Contrairement à John F. Kennedy dont la tête a explosé sous
l’impact des balles à haute vélocité de la carabine Manlicher-Carcano de Lee
Harvey Oswald, Abraham Lincoln est mort d’une lente agonie avec la petite balle
du Derringer enfoncée dans sa boîte crânienne. « Le Sud est vengé! »,
aurait crié Booth avant de s’enfuir du théâtre Ford. Comme la vengeance est le
moteur de toutes les violences et de toutes les guerres, ce crime n’a bien sûr
rien réglé, il a même « légitimé » en quelque sorte l’option de l’assassinat
politique aux États-Unis, dont les deux frères Kennedy (et avant eux les présidents Garfield en 1881 et McKinley en 1901) et Martin Luther King ont
été les plus célèbres victimes. Sans les mesures de sécurité extrêmes qui
entourent maintenant les politiciens américains, il a fort à parier que le
bilan serait encore plus sombre aujourd’hui. Ronald Reagan a d’ailleurs bien failli
devenir le cinquième président américain assassiné en mars 1981, lorsqu’un
désaxé tira 6 balles en sa direction avec un revolver.

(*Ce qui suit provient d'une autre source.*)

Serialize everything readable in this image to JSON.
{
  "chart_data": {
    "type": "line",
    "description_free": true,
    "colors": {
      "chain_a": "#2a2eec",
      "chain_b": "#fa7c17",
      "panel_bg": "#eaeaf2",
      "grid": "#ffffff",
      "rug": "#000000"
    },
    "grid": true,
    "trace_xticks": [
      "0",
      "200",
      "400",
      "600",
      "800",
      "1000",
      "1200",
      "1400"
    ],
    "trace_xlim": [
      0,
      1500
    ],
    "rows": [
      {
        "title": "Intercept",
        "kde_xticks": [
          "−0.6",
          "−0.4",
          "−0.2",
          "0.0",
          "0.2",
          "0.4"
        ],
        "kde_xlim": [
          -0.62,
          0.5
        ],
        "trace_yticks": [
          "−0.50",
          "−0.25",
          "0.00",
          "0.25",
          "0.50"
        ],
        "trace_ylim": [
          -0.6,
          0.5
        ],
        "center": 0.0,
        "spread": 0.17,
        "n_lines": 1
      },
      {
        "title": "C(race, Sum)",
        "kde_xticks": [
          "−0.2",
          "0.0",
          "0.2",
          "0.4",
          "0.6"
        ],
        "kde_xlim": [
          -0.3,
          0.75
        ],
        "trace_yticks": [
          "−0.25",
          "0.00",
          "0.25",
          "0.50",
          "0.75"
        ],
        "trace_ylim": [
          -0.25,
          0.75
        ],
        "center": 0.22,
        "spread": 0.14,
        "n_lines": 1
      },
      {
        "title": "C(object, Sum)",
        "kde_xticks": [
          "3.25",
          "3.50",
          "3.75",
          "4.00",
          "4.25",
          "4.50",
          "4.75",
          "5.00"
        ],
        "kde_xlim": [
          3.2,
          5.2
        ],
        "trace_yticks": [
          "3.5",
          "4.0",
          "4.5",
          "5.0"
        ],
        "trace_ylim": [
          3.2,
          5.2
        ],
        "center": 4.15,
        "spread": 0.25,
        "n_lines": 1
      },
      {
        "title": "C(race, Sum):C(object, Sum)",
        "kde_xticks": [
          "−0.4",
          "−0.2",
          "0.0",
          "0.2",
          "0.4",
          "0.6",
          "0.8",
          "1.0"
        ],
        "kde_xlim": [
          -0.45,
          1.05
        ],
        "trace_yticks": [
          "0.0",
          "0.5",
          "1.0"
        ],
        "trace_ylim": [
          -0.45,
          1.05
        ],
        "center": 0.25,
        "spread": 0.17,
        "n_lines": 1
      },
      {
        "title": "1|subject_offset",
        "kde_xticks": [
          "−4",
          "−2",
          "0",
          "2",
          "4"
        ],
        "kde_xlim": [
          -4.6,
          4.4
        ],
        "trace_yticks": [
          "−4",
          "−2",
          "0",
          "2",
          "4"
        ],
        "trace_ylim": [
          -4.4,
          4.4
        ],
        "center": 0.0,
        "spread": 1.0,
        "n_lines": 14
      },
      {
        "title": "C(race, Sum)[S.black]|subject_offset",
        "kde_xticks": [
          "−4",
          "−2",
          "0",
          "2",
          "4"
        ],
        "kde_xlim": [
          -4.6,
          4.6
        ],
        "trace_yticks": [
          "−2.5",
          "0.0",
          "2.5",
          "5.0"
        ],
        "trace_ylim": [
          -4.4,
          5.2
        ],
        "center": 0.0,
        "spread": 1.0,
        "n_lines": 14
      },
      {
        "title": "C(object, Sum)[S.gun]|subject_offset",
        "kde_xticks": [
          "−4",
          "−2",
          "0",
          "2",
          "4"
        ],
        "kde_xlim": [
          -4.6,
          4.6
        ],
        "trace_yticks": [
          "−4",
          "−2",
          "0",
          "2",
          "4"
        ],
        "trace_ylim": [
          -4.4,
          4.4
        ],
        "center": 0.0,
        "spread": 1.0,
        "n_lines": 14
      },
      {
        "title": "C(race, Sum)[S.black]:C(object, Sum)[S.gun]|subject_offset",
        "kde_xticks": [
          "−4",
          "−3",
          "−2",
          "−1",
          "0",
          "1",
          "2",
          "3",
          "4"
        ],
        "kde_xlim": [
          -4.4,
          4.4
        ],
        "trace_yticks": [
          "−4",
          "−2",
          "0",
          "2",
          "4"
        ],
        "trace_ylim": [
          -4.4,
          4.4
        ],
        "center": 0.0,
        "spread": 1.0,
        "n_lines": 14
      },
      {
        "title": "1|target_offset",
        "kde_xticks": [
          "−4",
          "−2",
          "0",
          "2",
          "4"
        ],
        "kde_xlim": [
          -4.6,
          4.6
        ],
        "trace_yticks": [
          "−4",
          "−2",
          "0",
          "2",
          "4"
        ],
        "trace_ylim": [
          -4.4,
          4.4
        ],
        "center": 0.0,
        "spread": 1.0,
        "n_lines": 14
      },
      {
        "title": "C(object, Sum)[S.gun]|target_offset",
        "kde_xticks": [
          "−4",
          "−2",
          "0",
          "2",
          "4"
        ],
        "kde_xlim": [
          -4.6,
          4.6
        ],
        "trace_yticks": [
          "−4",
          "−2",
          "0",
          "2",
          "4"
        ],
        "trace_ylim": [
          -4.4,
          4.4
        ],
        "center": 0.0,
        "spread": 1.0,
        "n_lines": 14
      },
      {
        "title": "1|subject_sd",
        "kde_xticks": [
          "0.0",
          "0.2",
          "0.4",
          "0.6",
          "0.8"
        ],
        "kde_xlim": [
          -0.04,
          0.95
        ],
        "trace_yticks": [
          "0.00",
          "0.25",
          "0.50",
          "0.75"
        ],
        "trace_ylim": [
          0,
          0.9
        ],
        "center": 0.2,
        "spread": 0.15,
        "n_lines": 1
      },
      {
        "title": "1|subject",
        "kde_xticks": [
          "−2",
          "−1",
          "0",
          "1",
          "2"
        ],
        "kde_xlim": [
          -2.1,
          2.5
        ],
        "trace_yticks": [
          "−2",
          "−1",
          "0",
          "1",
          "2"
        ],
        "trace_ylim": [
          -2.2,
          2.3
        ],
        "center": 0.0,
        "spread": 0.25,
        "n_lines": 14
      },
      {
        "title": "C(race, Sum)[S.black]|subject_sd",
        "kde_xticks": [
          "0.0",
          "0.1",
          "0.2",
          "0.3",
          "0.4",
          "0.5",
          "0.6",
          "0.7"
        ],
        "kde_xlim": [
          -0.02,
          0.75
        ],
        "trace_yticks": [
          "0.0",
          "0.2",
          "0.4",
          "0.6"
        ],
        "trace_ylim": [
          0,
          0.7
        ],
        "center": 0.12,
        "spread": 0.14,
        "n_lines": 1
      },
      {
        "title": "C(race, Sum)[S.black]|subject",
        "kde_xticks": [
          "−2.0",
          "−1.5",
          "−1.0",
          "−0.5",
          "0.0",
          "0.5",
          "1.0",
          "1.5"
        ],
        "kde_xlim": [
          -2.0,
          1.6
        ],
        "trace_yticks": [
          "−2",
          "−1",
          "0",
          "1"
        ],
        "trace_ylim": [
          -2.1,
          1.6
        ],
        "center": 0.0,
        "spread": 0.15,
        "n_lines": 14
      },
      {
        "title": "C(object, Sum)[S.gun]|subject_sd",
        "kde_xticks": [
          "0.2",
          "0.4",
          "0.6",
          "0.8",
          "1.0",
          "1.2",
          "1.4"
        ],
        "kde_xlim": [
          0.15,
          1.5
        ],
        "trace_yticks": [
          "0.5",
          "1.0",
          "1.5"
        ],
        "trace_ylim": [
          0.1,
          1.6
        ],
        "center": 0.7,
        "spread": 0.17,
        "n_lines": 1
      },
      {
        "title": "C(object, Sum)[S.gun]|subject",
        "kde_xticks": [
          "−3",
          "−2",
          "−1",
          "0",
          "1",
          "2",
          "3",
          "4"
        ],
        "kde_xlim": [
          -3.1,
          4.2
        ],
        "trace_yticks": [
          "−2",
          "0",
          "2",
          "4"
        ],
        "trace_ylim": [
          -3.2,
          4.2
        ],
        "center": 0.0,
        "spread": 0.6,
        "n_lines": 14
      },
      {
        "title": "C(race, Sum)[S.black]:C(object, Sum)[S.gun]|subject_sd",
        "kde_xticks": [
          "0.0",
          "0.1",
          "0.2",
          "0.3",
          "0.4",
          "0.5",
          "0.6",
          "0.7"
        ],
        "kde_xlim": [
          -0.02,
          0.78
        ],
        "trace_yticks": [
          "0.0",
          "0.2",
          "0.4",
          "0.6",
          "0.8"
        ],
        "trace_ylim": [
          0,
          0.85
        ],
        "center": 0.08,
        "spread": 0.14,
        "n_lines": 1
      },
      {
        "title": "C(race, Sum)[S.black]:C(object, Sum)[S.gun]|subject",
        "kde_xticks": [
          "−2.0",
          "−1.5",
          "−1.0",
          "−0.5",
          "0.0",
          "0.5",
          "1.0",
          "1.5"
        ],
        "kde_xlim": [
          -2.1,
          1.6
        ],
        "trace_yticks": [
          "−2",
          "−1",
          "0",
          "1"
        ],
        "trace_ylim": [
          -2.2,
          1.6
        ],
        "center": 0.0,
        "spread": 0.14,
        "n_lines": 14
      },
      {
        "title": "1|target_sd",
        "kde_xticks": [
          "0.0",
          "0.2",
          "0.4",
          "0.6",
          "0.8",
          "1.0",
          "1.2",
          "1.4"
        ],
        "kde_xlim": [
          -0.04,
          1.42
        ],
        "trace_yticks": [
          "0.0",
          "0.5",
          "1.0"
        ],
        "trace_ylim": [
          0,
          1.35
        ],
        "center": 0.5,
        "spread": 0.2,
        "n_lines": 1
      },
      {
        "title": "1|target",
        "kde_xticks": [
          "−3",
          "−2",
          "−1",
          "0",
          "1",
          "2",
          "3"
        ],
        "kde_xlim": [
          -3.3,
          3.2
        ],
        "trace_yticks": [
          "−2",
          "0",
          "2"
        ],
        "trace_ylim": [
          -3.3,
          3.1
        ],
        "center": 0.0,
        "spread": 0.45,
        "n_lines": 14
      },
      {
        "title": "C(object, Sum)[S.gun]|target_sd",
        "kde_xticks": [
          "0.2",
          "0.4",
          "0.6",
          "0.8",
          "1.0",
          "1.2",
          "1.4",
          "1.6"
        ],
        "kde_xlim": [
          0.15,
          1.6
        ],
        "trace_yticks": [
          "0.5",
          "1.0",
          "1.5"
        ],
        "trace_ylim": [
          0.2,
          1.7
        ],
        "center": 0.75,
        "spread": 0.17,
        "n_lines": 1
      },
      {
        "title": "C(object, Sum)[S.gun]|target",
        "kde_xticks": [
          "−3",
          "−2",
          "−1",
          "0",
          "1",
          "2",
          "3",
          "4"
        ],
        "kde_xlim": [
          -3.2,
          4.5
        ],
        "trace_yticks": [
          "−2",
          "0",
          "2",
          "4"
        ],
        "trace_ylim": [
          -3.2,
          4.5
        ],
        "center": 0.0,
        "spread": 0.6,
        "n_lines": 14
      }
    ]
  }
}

John Wilkis Booth, l'assassin de Lincoln |
Est-ce que le mal vient des hommes ou de leurs armes? Le
mal, ou ce qui est mauvais ne peut être associé à un objet. Une pierre au sol n’est ni bonne ni mauvaise, mais si vous la prenez dans vos mains et la lancé sur un de vos semblables c’est uniquement à ce moment qu’elle devient un
« vecteur » du mal. Évident me direz-vous? Mais que dire d’un fusil
d’assaut dont la conception et la fabrication ont pour finalité de tuer des
êtres humains? Le simple fait d’acquérir ou de posséder une telle arme ne
trahit-il pas l’intention de son propriétaire, celle de l’utiliser contre ses
semblables, qu’ils soient bons ou méchants? Une arme c’est comme un outil, à
partir du moment où elle est à votre disposition elle a le potentiel d’être
utilisée. C’est la même chose pour les armées, rares sont les pays qui
disposent d’une armée dont les soldats ne font que cueillir des marguerites,
règle générale les armées finissent toujours par faire la guerre quelque part et à "tuer des pauvres gens" (la formule est de Boris Vian dans sa chanson le déserteur).